Solved – Leave One Out Cross Validation

cross-validationmachine learningregression

I tried to implement the Leave One Out Cross Validation (LOOCV) method to get me a best combination of 4 data points to train my model which is of the form:

Y= a + b X1 + c X2.

Where a, b and c are the coefficients based on regression. I have a set of 20 data points on the whole to train my model but I want to restrict my model to be trained from a set of 4 data points and be able to predict the other data points fairly well.

So I used the LOOCV method to achieve that by starting with 19 data points as my training set and the remaining 1 data point as my test set and calculating the error. Then I eliminated the data point (from both training and test data set) that resulted in the minimum error as this data point has been best predicted by the model. Then I kept on iterating until I came to 4 data points.

But the problem is, when I tried to add the data point that has been left out from each iteration and compute the Root Mean Square Error Value by applying the model to the whole set of data points at each iteration, I presume that it should have kind of an asymptotic shape when I plot the Root Mean Square Value Vs the No. of data points i.e. higher RMSE at lower no. of data points and converging to the lowest RMSE values at higher no. of data points. But this is the plot I'm getting for the data set.

enter image description here

I don't know why is the plot showing this type of a behavior.

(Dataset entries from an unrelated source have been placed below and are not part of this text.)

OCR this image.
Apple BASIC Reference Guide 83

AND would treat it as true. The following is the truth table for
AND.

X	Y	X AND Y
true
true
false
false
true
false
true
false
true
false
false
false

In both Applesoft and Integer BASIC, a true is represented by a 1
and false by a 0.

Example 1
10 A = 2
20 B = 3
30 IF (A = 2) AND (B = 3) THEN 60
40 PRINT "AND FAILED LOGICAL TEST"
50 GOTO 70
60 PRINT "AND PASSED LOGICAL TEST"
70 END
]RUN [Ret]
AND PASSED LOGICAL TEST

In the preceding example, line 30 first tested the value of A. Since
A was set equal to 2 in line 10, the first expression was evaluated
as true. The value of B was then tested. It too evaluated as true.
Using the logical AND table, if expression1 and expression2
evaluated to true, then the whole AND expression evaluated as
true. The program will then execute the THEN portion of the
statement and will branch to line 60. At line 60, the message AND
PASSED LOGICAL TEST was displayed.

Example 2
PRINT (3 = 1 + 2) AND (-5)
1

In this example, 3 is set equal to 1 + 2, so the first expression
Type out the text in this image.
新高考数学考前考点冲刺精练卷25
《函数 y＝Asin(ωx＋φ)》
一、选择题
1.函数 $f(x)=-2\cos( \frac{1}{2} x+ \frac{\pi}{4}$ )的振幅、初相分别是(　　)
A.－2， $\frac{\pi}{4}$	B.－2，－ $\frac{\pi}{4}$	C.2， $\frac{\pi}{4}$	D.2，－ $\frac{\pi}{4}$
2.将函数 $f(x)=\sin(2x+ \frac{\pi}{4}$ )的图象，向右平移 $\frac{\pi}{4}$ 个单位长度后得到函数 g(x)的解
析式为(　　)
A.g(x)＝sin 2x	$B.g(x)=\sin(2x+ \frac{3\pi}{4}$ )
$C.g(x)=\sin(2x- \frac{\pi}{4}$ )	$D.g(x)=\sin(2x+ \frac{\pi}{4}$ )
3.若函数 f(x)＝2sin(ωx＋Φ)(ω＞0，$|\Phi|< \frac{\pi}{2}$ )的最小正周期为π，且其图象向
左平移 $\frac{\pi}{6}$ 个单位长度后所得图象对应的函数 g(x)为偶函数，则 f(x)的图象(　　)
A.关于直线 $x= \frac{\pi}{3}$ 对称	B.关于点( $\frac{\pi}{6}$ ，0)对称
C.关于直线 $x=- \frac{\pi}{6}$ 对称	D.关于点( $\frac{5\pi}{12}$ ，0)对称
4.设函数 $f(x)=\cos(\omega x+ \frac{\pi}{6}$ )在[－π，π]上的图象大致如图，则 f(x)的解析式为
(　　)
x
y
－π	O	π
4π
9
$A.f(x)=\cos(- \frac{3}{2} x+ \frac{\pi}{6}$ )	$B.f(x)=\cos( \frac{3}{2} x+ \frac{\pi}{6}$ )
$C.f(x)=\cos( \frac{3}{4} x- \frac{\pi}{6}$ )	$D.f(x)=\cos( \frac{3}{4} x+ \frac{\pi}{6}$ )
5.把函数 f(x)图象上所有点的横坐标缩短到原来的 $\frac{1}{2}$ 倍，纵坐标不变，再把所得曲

Also, Is it valid to use the Leave One Out Cross Validation method as I have used it?. Please, clarify.

Best Answer

After thinking a bit about your problem it is essentially coreset selection, i.e., finding a small subset (the coreset) of the training data such that the model trained on the subset is as close as possible to the model trained on the full dataset.

I'm not familiar with the area and it isn't a very easy term to google, but the paper Near-optimal Coresets For Least-Squares Regression (and the papers it references) is probably very relevant. It doesn't look like they directly solve the problem of finding the best $k$ points though. Instead their algorithm produces a coreset of size polynomially bounded in terms of a desired accuracy parameter and the rank of the data matrix. You might be able to massage their technique into want you want though by playing around with the bounds.

One thing I do want to mention is the idea of using some sort of CV procedure, like fitting a model for each $\binom{20}{4}$ split of your data and selecting the 4 points that results in a model with the minimum error on the remaining 16 points, as your search technique seems flawed. Notice that there is a sort of symmetry, as you could also view this procedure as picking the 16 points that are most easily predicted from 4, which almost certainly isn't what you really want. Essentially all such a procedure would be doing is searching for the split of your data that makes the problem easiest.